Needless to say, all this is ruffling feathers in emotions research. (You can read more about Feldman-Barrett’s feud with the “father” of emotions research Paul Ekman here, here, here and here if you’re a nerd like I am). Although, lets note that many scientists don’t actually agree on what emotions are, so part of the problem may be that they’re all talking about different things.
As the debate continues, there is one particularly noteworthy take-away from all this. While the so-called “classical view” suggests that emotions are hardwired in our brains or automatically triggered by events, Feldman-Barrett’s theory suggests that our brain constructs emotions. This is an important distinction for those of us wanting to get better at managing our emotional experiences day-to-day because it suggests that we can teach our brain to label emotions more precisely and then use this information to help us to see things clearly and react (or not react) more effectively.

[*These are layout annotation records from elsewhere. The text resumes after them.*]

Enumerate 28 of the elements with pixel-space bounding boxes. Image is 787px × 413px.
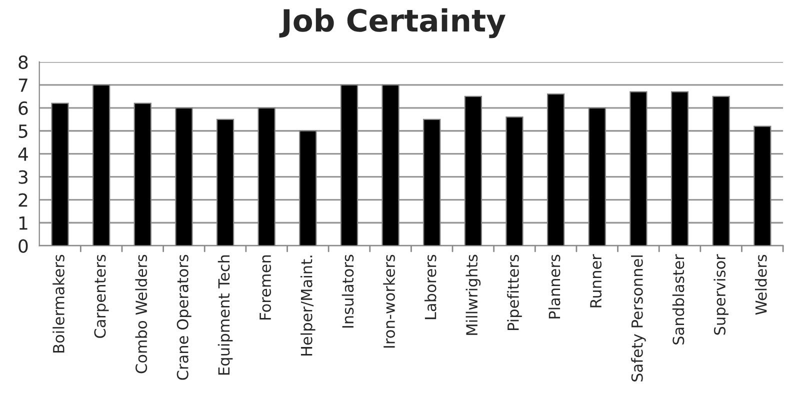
x-tick-label: Millwrights: [466, 254, 481, 335]
x-tick-label: Helper/Maint.: [300, 256, 316, 356]
y-tick-label: 6: [18, 101, 28, 116]
y-tick-label: 7: [18, 78, 28, 92]
x-tick-label: Foremen: [260, 255, 272, 320]
y-tick-label: 3: [18, 170, 28, 184]
x-tick-label: Boilermakers: [52, 254, 64, 352]
y-tick-label: 1: [19, 216, 28, 230]
x-tick-label: Planners: [548, 254, 560, 318]
x-tick-label: Insulators: [342, 254, 354, 328]
x-tick-label: Welders: [755, 254, 767, 315]
x-tick-label: Supervisor: [714, 254, 728, 335]
y-tick-label: 4: [18, 148, 28, 161]
y-tick-label: 0: [18, 239, 28, 253]
x-tick-label: Safety Personnel: [631, 256, 646, 382]
y-tick-label: 8: [18, 55, 28, 70]
x-tick-label: Laborers: [424, 254, 436, 320]
x-tick-label: Pipefitters: [507, 254, 522, 330]
y-tick-label: 5: [18, 124, 28, 138]
y-tick-label: 2: [18, 193, 28, 207]
x-tick-label: Carpenters: [94, 254, 109, 338]
x-tick-label: Runner: [590, 254, 602, 308]
x-tick-label: Equipment Tech: [218, 255, 233, 375]
chart-title: Job Certainty: [279, 8, 506, 38]
x-tick-label: Sandblaster: [672, 254, 684, 344]
x-tick-label: Crane Operators: [176, 254, 192, 380]
x-tick-label: Combo Welders: [135, 254, 148, 374]
x-tick-label: Iron-workers: [383, 254, 395, 348]
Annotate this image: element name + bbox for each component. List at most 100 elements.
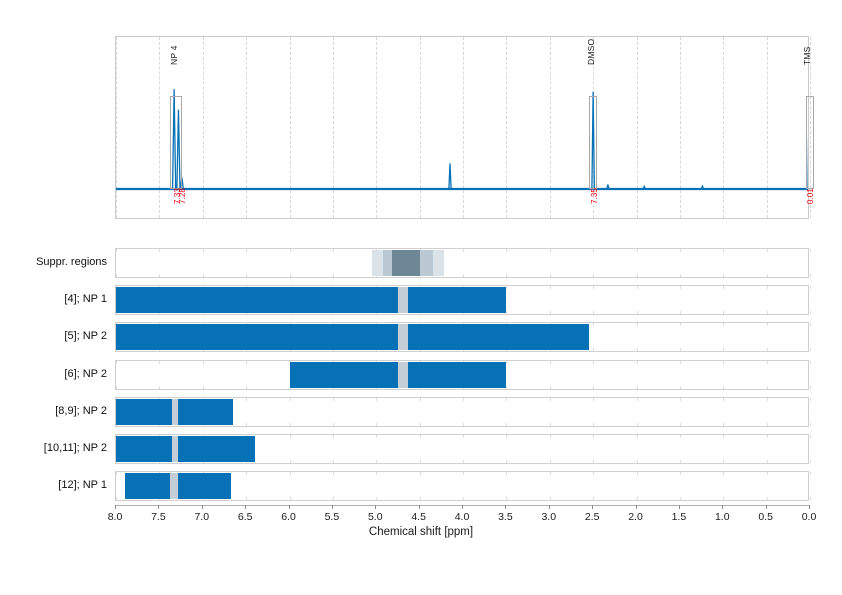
row-tick [506, 472, 508, 475]
x-axis-label: Chemical shift [ppm] [368, 526, 474, 538]
row-tick [506, 361, 508, 364]
row-tick [463, 423, 464, 426]
row-tick [679, 398, 681, 401]
row-tick [810, 249, 811, 252]
gridline [116, 37, 117, 218]
row-tick [376, 398, 378, 401]
region-bar [116, 287, 398, 313]
row-tick [376, 435, 378, 438]
row-tick [116, 497, 117, 500]
row-tick [593, 286, 595, 289]
region-bar [116, 436, 173, 462]
row-tick [246, 249, 248, 252]
row-tick [593, 398, 595, 401]
region-bar [116, 399, 173, 425]
row-tick [810, 435, 811, 438]
gridline [376, 37, 378, 218]
row-tick [549, 274, 551, 277]
row-tick [289, 472, 291, 475]
axis-tick-label: 5.0 [367, 511, 383, 523]
axis-tick [678, 505, 680, 509]
row-tick [289, 249, 291, 252]
region-gap [172, 399, 179, 425]
row-tick [159, 249, 161, 252]
axis-tick [245, 505, 247, 509]
row-tick [289, 398, 291, 401]
row-tick [246, 423, 248, 426]
row-tick [463, 497, 464, 500]
axis-tick-label: 1.0 [714, 511, 730, 523]
row-tick [636, 323, 638, 326]
row-tick [463, 274, 464, 277]
row-tick [636, 286, 638, 289]
row-tick [376, 497, 378, 500]
axis-tick-label: 8.0 [107, 511, 123, 523]
gridline [159, 37, 161, 218]
row-tick [593, 323, 595, 326]
row-tick [723, 361, 725, 364]
suppression-band-core [391, 250, 420, 276]
region-gap [169, 473, 179, 499]
axis-tick-label: 5.5 [324, 511, 340, 523]
row-tick [506, 460, 508, 463]
row-tick [332, 398, 334, 401]
row-tick [593, 497, 595, 500]
row-label-4: [8,9]; NP 2 [55, 405, 107, 417]
peak-shift-label: 7.28 [177, 188, 187, 204]
row-tick [549, 311, 551, 314]
gridline [679, 37, 681, 218]
row-tick [593, 249, 595, 252]
row-tick [463, 398, 464, 401]
row-tick [549, 435, 551, 438]
peak-name-label: DMSO [586, 38, 597, 65]
row-tick [766, 398, 768, 401]
row-tick [810, 497, 811, 500]
row-tick [549, 423, 551, 426]
row-tick [636, 348, 638, 351]
axis-tick [375, 505, 377, 509]
row-tick [636, 274, 638, 277]
row-tick [202, 274, 204, 277]
region-bar [116, 324, 398, 350]
row-tick [116, 472, 117, 475]
row-tick [332, 472, 334, 475]
row-label-6: [12]; NP 1 [58, 479, 107, 491]
region-bar [289, 362, 398, 388]
row-tick [636, 435, 638, 438]
axis-tick-label: 0.0 [801, 511, 817, 523]
axis-tick [722, 505, 724, 509]
row-panel [115, 285, 811, 315]
peak-callout-box [588, 96, 598, 189]
row-tick [202, 386, 204, 389]
gridline [246, 37, 248, 218]
peak-callout-box [169, 96, 182, 189]
row-tick [723, 348, 725, 351]
row-tick [593, 460, 595, 463]
region-gap [397, 287, 409, 313]
row-tick [766, 274, 768, 277]
row-panel [115, 360, 811, 390]
row-tick [419, 460, 421, 463]
gridline [289, 37, 291, 218]
row-tick [506, 497, 508, 500]
row-tick [159, 361, 161, 364]
gridline [506, 37, 508, 218]
row-tick [246, 361, 248, 364]
row-tick [636, 311, 638, 314]
axis-tick [158, 505, 160, 509]
row-tick [332, 460, 334, 463]
row-tick [506, 398, 508, 401]
gridline [810, 37, 811, 218]
row-tick [246, 274, 248, 277]
row-tick [159, 274, 161, 277]
row-tick [593, 435, 595, 438]
region-gap [397, 324, 409, 350]
row-tick [636, 497, 638, 500]
axis-tick [592, 505, 594, 509]
row-tick [679, 249, 681, 252]
row-tick [636, 361, 638, 364]
row-tick [506, 249, 508, 252]
row-tick [332, 249, 334, 252]
row-tick [332, 435, 334, 438]
region-bar [408, 287, 507, 313]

In my own life I’ve started paying attention to the nuance and variability of my experiences. Feeling crappy after a hard day of work is totally different to feeling crappy after a disappointing email, or feeling crappy because my kids won’t eat their dinner. As Feldman-Barrett says, it’s more like there are “50 shades of crappy.” (Angry, aggravated, alarmed, spiteful, grumpy, remorseful, gloomy, mortified, uneasy, dread-ridden, resentful, afraid, envious, woeful, melancholy . . .)
Similarly, I’m realising how woefully inadequate the English language is in describing my emotional experiences. The feeling I get after all my work is done, right before my family goes for Sushi-Friday is so much more than “happy.” The nostalgic memory of a time pre-parenthood when my husband and I would regularly go to the movies is far more complicated than “sad.” And the urge to nibble on my two-year-old son’s soft squishy toes right after he’s had a bath can’t be described simply as “love.” My hope is that by learning to identify my feelings and when necessary, recategorising them, I’ll be able to respond better in any given situation.
As for my insight into “resting-bitch face,” or increasingly just #RBF, this new emotions research has made me much more aware of the culturally constructed pressure for women to constantly put on a happy face. I’m not usually a sucker for smart-ass web memes, but I rather enjoyed this BuzzFeed take on 17 More Accurate Names for Resting Bitchface, including “Resting Just Because I’m Not Grinning From Ear to Ear Doesn’t Mean I’m Sad Face.”